Indian languages exhibit the same fondness for demonstration which is necessary in sign language. The two forms of utterance are alike in their want of power to express certain words, such as the verb “to be,” and in the criterion of organization, so far as concerns a high degree of synthesis and imperfect differentiation, they bear substantially the same relation to the English language.
It may finally be added that as not only proper names but nouns, generally in Indian languages are connotive, predicating some attribute of the object, they can readily be expressed by gesture signs, and therefore among them, if anywhere, it is to be expected that relations may be established between the words and the signs.

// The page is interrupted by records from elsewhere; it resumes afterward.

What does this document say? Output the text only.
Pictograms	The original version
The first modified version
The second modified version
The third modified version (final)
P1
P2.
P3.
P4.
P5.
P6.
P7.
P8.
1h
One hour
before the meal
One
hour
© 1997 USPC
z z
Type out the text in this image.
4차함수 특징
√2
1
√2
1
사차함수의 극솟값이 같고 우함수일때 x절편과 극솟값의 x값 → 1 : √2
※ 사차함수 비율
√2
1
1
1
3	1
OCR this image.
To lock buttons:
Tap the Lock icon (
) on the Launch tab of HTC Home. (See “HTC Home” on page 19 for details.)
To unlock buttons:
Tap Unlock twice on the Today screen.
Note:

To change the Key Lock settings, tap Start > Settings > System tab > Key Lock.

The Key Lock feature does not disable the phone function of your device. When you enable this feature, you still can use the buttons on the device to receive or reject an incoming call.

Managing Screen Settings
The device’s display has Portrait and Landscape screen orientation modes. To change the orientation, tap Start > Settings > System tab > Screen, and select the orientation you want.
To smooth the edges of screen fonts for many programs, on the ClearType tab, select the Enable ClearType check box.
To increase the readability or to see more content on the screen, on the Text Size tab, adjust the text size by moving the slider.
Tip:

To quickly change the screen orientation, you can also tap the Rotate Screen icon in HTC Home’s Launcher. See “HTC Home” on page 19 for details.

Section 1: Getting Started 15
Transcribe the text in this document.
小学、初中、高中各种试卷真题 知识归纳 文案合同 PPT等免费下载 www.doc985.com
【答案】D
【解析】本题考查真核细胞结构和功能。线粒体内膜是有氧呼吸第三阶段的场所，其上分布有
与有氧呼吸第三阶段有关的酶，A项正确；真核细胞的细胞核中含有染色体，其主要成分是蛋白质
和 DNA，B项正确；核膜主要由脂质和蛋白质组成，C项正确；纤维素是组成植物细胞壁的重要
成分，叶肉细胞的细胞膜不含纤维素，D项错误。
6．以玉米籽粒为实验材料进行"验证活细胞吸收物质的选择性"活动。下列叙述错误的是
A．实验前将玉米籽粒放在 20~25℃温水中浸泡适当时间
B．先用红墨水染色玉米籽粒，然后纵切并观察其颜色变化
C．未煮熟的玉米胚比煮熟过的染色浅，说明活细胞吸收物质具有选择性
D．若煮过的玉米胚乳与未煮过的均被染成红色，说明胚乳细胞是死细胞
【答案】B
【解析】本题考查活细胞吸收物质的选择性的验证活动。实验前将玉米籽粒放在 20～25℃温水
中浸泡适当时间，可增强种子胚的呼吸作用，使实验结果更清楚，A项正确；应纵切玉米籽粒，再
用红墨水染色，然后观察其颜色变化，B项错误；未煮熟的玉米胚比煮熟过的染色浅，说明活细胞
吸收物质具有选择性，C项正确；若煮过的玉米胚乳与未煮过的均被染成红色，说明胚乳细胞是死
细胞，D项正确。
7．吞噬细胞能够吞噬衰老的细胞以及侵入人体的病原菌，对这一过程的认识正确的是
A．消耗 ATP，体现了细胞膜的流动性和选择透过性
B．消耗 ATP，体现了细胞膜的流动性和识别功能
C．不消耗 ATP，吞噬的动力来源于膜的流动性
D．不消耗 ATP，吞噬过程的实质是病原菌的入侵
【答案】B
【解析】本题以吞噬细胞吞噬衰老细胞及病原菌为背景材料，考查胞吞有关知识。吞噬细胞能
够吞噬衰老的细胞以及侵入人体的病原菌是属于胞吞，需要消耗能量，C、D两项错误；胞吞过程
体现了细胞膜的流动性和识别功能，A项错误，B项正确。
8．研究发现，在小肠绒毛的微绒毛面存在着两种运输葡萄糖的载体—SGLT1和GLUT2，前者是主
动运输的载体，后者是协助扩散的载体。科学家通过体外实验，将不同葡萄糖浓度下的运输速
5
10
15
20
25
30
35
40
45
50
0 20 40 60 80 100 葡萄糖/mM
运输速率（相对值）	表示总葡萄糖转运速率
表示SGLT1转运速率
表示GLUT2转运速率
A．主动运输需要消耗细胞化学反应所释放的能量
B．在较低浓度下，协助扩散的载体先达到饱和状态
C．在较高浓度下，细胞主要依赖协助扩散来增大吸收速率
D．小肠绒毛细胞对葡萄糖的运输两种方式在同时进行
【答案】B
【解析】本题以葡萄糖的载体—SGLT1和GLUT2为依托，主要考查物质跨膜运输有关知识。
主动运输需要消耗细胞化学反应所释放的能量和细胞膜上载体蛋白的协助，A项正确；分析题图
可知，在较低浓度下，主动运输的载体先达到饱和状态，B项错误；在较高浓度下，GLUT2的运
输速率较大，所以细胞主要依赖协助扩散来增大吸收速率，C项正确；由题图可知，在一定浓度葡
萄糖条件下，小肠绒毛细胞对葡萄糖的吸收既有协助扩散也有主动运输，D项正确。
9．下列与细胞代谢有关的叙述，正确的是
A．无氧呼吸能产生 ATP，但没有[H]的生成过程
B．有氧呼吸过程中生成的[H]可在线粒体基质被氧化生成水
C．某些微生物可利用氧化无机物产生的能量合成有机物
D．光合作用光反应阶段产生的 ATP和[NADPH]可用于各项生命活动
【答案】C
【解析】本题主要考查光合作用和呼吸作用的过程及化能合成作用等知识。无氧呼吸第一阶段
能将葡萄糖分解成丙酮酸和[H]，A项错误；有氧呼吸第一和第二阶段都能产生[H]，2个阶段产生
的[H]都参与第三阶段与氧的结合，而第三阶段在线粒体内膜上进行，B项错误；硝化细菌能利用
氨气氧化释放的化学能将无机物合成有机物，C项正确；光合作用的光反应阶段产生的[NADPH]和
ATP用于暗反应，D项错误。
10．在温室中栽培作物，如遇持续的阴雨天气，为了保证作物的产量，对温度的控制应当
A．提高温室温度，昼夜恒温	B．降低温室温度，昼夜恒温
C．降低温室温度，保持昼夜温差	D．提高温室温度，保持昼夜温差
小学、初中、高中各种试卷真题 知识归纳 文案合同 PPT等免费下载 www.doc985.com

ETYMOLOGY OF WORDS FROM GESTURES.
There can be no attempt in the present limits to trace the etymology of any large number of words in the several Indian languages to a gestural origin, nor, if the space allowed, would it be satisfactory. The signs have scarcely yet been collected, verified, and collated in sufficient numbers for such comparison, even with the few of the Indian languages the radicals of which have been scientifically studied. The signs will, in a future work, be frequently presented in connection with the corresponding words of the gesturers, as is done now in a few instances in another part of this paper. For the present the subject is only indicated by the following examples, introduced to suggest the character of the study in which the students of American linguistics are urgently requested to assist:
The Dakota word Shaⁿte-suta—from shaⁿte, heart, and suta, strong—brave, not cowardly, literally strong-hearted, is made by several tribes of that stock, and particularly by the Brulé Sioux, in gestures by collecting the tips of the fingers and thumb of the right hand to a point, and then placing the radial side of the hand over the heart, finger tips pointing downward—heart; then place the left fist, palm inward, horizontally before the lower portion of the breast, the right fist back of the left, then raise the right and throw it forcibly over and downward in front of the left—brave, strong. See [Fig. 242], page 415.
The Arikaras make the sign for brave by striking the clinched fist forcibly toward the ground in front of and near the breast.